On the work of the TAXE committee (now coming to its close) MEP De Masi said: "The EP's grand coalition obstructed the work of the TAXE committee from the start by blocking the push for a full inquiry committee. Member states, the Council and also the Commission still refuse to make available requested documents. A majority of invited multinational corporations did not even bother to attend to TAXE hearings. We now have to be honest and say that the committee was not able to fulfil its mandate and should be converted into an inquiry committee which should stand for as long as it takes to properly investigate all breaches of EU law that TAXE has concluded exist on an enormous scale across the EU."

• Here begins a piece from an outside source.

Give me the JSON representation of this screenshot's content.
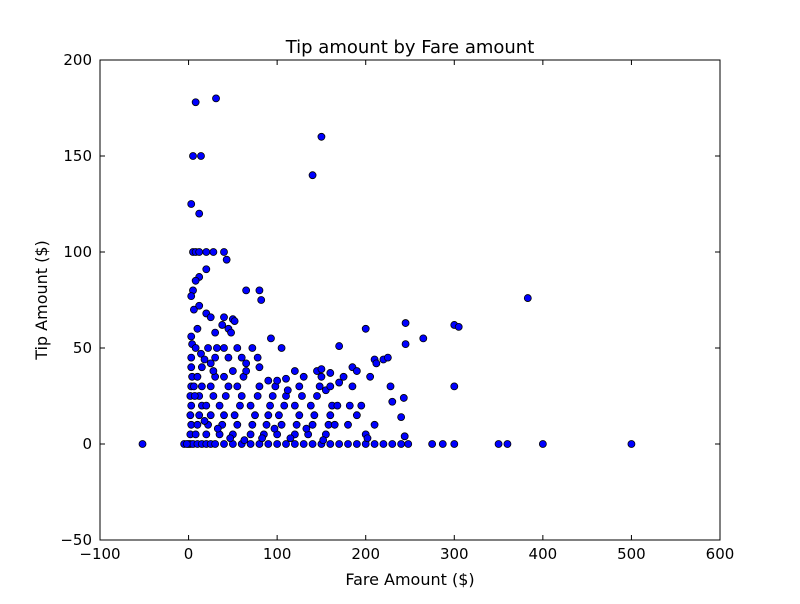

"The Parliament also needs to be a lot more assertive in its dealings with multinationals who refuse to cooperate with parliamentary inquiries but spare no efforts when it comes to excessive lobbying, also within our premises. These companies should have their access rights to Parliament withdrawn immediately and we additionally need changes to the inter-institutional agreement with the Commission in order to also take them off the institutions' transparency register. This is the least we should be doing as elected representatives."
De Masi outlined what he considers is needed in terms of tax policy: "The touted tax measures by the Commission and the OECD are insufficient and will not stop the massive international tax dodging. We urgently need real transparency in the form of fully public country-by-country reporting, a full disclosure of the ultimate beneficial owners of companies, trusts and other tax planning vehicles and also public scrutiny of tax rulings. Whistleblowers and journalists need to be robustly protected, too. This is why we have nominated Antoine Deltour and others for the Sakharov prize this year. But transparency alone will only do so much. Member states need to come to a position where they will break the vicious cycle of tax dumping in the EU. This requires cancelling double taxation agreements that prevent withholding taxes which would be need to fend off tax havens and their practices. In addition, reductions in public sector workers have to be reversed urgently. In tax administrations, this will more than pay for itself."